Der Schüler aus Altensteig Sören Rommel ist einer von zehn glücklichen Auserwählten mit einem Förderstipendium. Nun darf er an einem speziellem Projekt mitarbeiten.
Die Noten des 17-jährigen Sören Rommel sind „nicht schlecht“, wie er selbst über sich sagt. Tatsächlich hat er in Mathe einen glatten Einser-Schnitt. In seiner Vergangenheit hat Rommel bereits den Landeswettbewerb „Schüler experimentieren“ gewonnen und an „Jugend forscht“ teilgenommen. Nun hat der Schüler des Christophorus-Gymnasiums Altensteig das Förderstipendium des Hochleistungsrechenzentrums in Stuttgart – kurz HLRS – gewonnen.
Das HLRS hat zur Förderung begabter Schüler ein Förderstipendium für das Schuljahr 2025/2026 ausgeschrieben. Dafür wurden Schulen aufgefordert, Bewerbungen von potenziellen Stipendiaten bis Ende Oktober einzureichen.
Begabtenförderung ist eine Säule des MINT-Konzepts
Als MINT-Abteilungsleiter – also der Fächer Mathematik, Informatik, Naturwissenschaften und Technik – hat Fabian Geißler die Vermittlung übernommen. „Eine Säule unseres MINT-Konzepts ist die Begabtenförderung, da hat man dann natürlich auch potenzielle Schüler im Blick“, erklärt er.
Ein Empfehlungsschreiben eines Fachlehrers, ein Motivationsschreiben mit Angaben zu bevorzugten Themen, eine Zeugniskopie und ein Lebenslauf später kam dann schließlich die Zusage des HLRS. „Wir sind sehr stolz, dass es ein Schüler unserer Schule geschafft hat, das Förderstipendium zu gewinnen“, sagt Geißler beeindruckt. Nur zehn Schülern sei es gelungen das Stipendium für den Standort Stuttgart zu bekommen.

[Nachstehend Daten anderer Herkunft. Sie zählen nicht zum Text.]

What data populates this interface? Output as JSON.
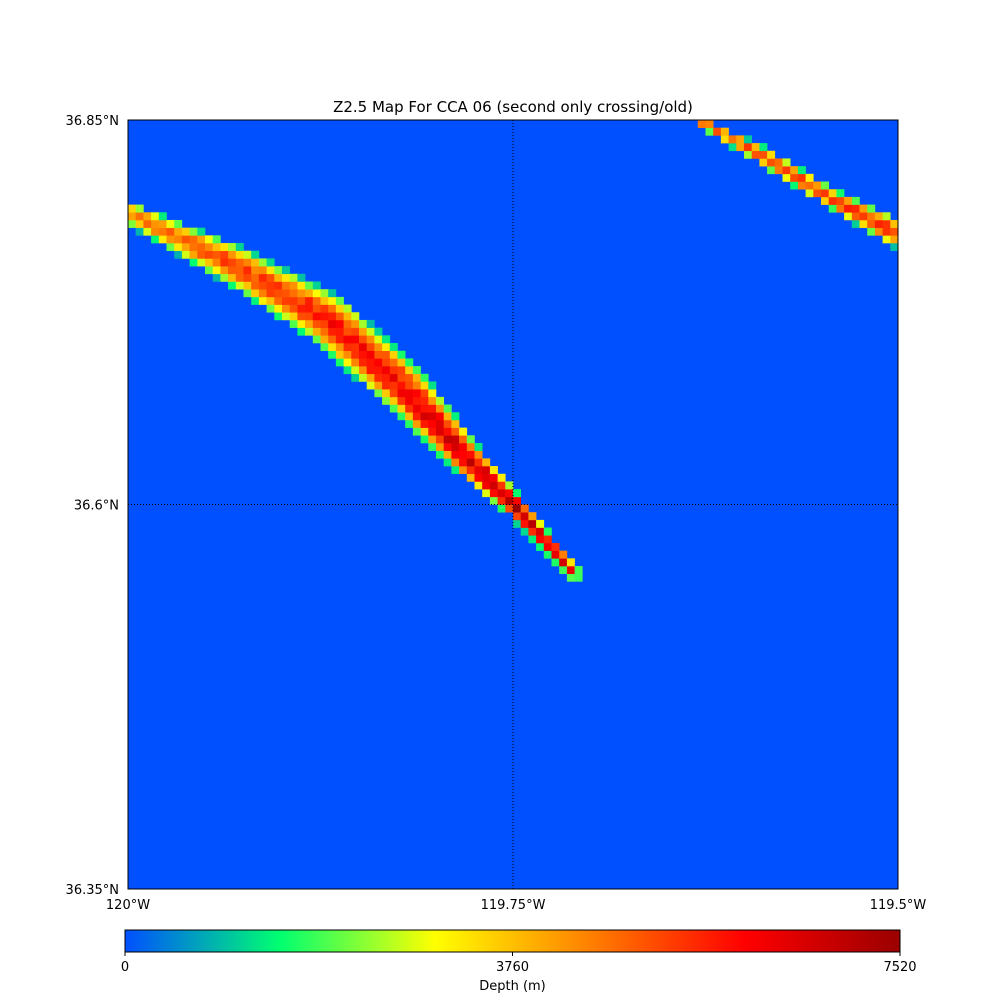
{
  "chart_data": {
    "type": "heatmap",
    "title": "Z2.5 Map For CCA 06 (second only crossing/old)",
    "xlim": [
      -120.0,
      -119.5
    ],
    "ylim": [
      36.35,
      36.85
    ],
    "x_ticks": [
      {
        "value": -120.0,
        "label": "120°W"
      },
      {
        "value": -119.75,
        "label": "119.75°W"
      },
      {
        "value": -119.5,
        "label": "119.5°W"
      }
    ],
    "y_ticks": [
      {
        "value": 36.85,
        "label": "36.85°N"
      },
      {
        "value": 36.6,
        "label": "36.6°N"
      },
      {
        "value": 36.35,
        "label": "36.35°N"
      }
    ],
    "grid": "dotted at tick positions",
    "background_value": 0,
    "colorbar": {
      "label": "Depth (m)",
      "min": 0,
      "max": 7520,
      "ticks": [
        {
          "value": 0,
          "label": "0"
        },
        {
          "value": 3760,
          "label": "3760"
        },
        {
          "value": 7520,
          "label": "7520"
        }
      ],
      "colormap": [
        "#0050ff",
        "#00ff70",
        "#ffff00",
        "#ff8000",
        "#ff0000",
        "#9a0000"
      ]
    },
    "bands": [
      {
        "name": "",
        "path": [
          [
            -120.0,
            36.79
          ],
          [
            -119.93,
            36.755
          ],
          [
            -119.87,
            36.72
          ],
          [
            -119.82,
            36.675
          ],
          [
            -119.78,
            36.63
          ],
          [
            -119.75,
            36.6
          ],
          [
            -119.71,
            36.555
          ]
        ],
        "half_width_deg": [
          0.007,
          0.013,
          0.017,
          0.016,
          0.011,
          0.007,
          0.004
        ],
        "peak_depth_m": [
          4600,
          5300,
          5800,
          6100,
          6800,
          7400,
          6200
        ]
      },
      {
        "name": "",
        "path": [
          [
            -119.63,
            36.85
          ],
          [
            -119.585,
            36.825
          ],
          [
            -119.545,
            36.8
          ],
          [
            -119.5,
            36.776
          ]
        ],
        "half_width_deg": [
          0.003,
          0.006,
          0.006,
          0.009
        ],
        "peak_depth_m": [
          5000,
          5200,
          5400,
          5500
        ]
      }
    ]
  }
}
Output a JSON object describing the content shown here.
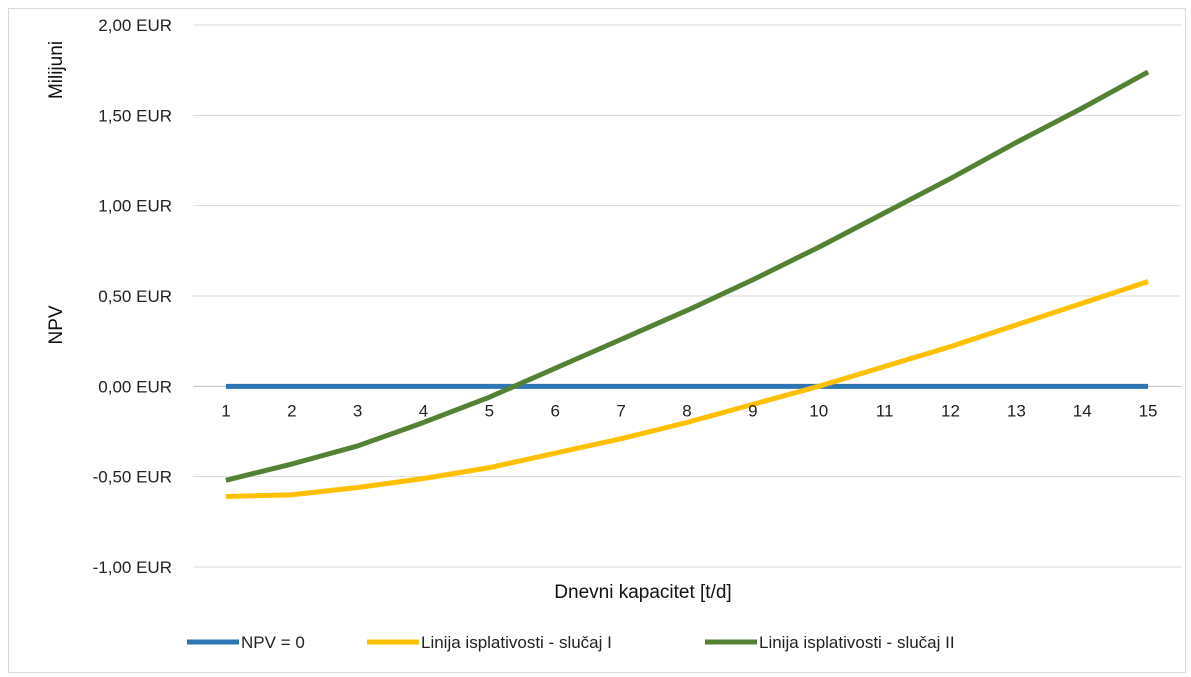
{
  "chart_data": {
    "type": "line",
    "xlabel": "Dnevni kapacitet [t/d]",
    "ylabel": "NPV",
    "y_unit_label": "Milijuni",
    "categories": [
      "1",
      "2",
      "3",
      "4",
      "5",
      "6",
      "7",
      "8",
      "9",
      "10",
      "11",
      "12",
      "13",
      "14",
      "15"
    ],
    "ylim": [
      -1.0,
      2.0
    ],
    "yticks": [
      2.0,
      1.5,
      1.0,
      0.5,
      0.0,
      -0.5,
      -1.0
    ],
    "ytick_labels": [
      "2,00 EUR",
      "1,50 EUR",
      "1,00 EUR",
      "0,50 EUR",
      "0,00 EUR",
      "-0,50 EUR",
      "-1,00 EUR"
    ],
    "negative_tick_color": "#ff0000",
    "grid": true,
    "legend_position": "bottom",
    "series": [
      {
        "name": "NPV = 0",
        "color": "#2e75b6",
        "values": [
          0,
          0,
          0,
          0,
          0,
          0,
          0,
          0,
          0,
          0,
          0,
          0,
          0,
          0,
          0
        ]
      },
      {
        "name": "Linija isplativosti - slučaj I",
        "color": "#ffc000",
        "values": [
          -0.61,
          -0.6,
          -0.56,
          -0.51,
          -0.45,
          -0.37,
          -0.29,
          -0.2,
          -0.1,
          0.0,
          0.11,
          0.22,
          0.34,
          0.46,
          0.58
        ]
      },
      {
        "name": "Linija isplativosti - slučaj II",
        "color": "#548235",
        "values": [
          -0.52,
          -0.43,
          -0.33,
          -0.2,
          -0.06,
          0.1,
          0.26,
          0.42,
          0.59,
          0.77,
          0.96,
          1.15,
          1.35,
          1.54,
          1.74
        ]
      }
    ]
  }
}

Schüler arbeitet an Projekt mit dem Hochleistungsrechenzentrum
Im Rahmen des Stipendiums bekommt Sören Rommel nun im kommenden Jahr die Möglichkeit, aktiv an einem wissenschaftlichen Projekt des HLRS mitzuarbeiten, während er von dortigen Mitarbeitern betreut wird. Die Themen beziehen sich auf Bereiche der Informatik und der Naturwissenschaften. „Ich arbeite mit zwei anderen Schülern und unserem Betreuer an dem Projekt“, erklärt Rommel. Die Auftaktveranstaltung und Onlinebesprechungen zum Ablauf haben bereits stattgefunden. Für das Projekt wird ein Arbeitsaufwand von etwa einem Monat veranschlagt, da es zusätzlich zu seinem Schulalltag läuft.
Das Förderstipendium ermöglicht Rommel bis zu 800 Euro
„In meinem Projekt geht es um die simulationsbasierte Modellierung der Ausbreitung ansteckender Krankheiten“, erklärt der Schüler. Dabei soll ein Modell genutzt werden, bei dem Daten von Infizierten, Genesenen und Geimpften analysiert werden. Durch die Erweiterung des Modells um andere Faktoren, wie Alter oder Standort, kann es zur Analyse der Krankheitsausbreitung genutzt werden.
Im Rahmen der Förderung bekommt der junge Schüler 500 Euro, außerdem wird ihm für den Zeitraum des Projekts ein Laptops bereitgestellt. Nach erfolgreichem Projektabschluss hat er die Möglichkeit, weitere 300 Euro zu gewinnen. „In der Naturwissenschaft ist allerdings eine Lösung nicht immer gleich Erfolg. Oft führt der Misserfolg zur Erkenntnis“, erklärt Geißler. Für das Christophorus-Gymnasium seien solche Projekte eine Möglichkeit, verschiedene Interessen von Schülern zu fördern, sagt er.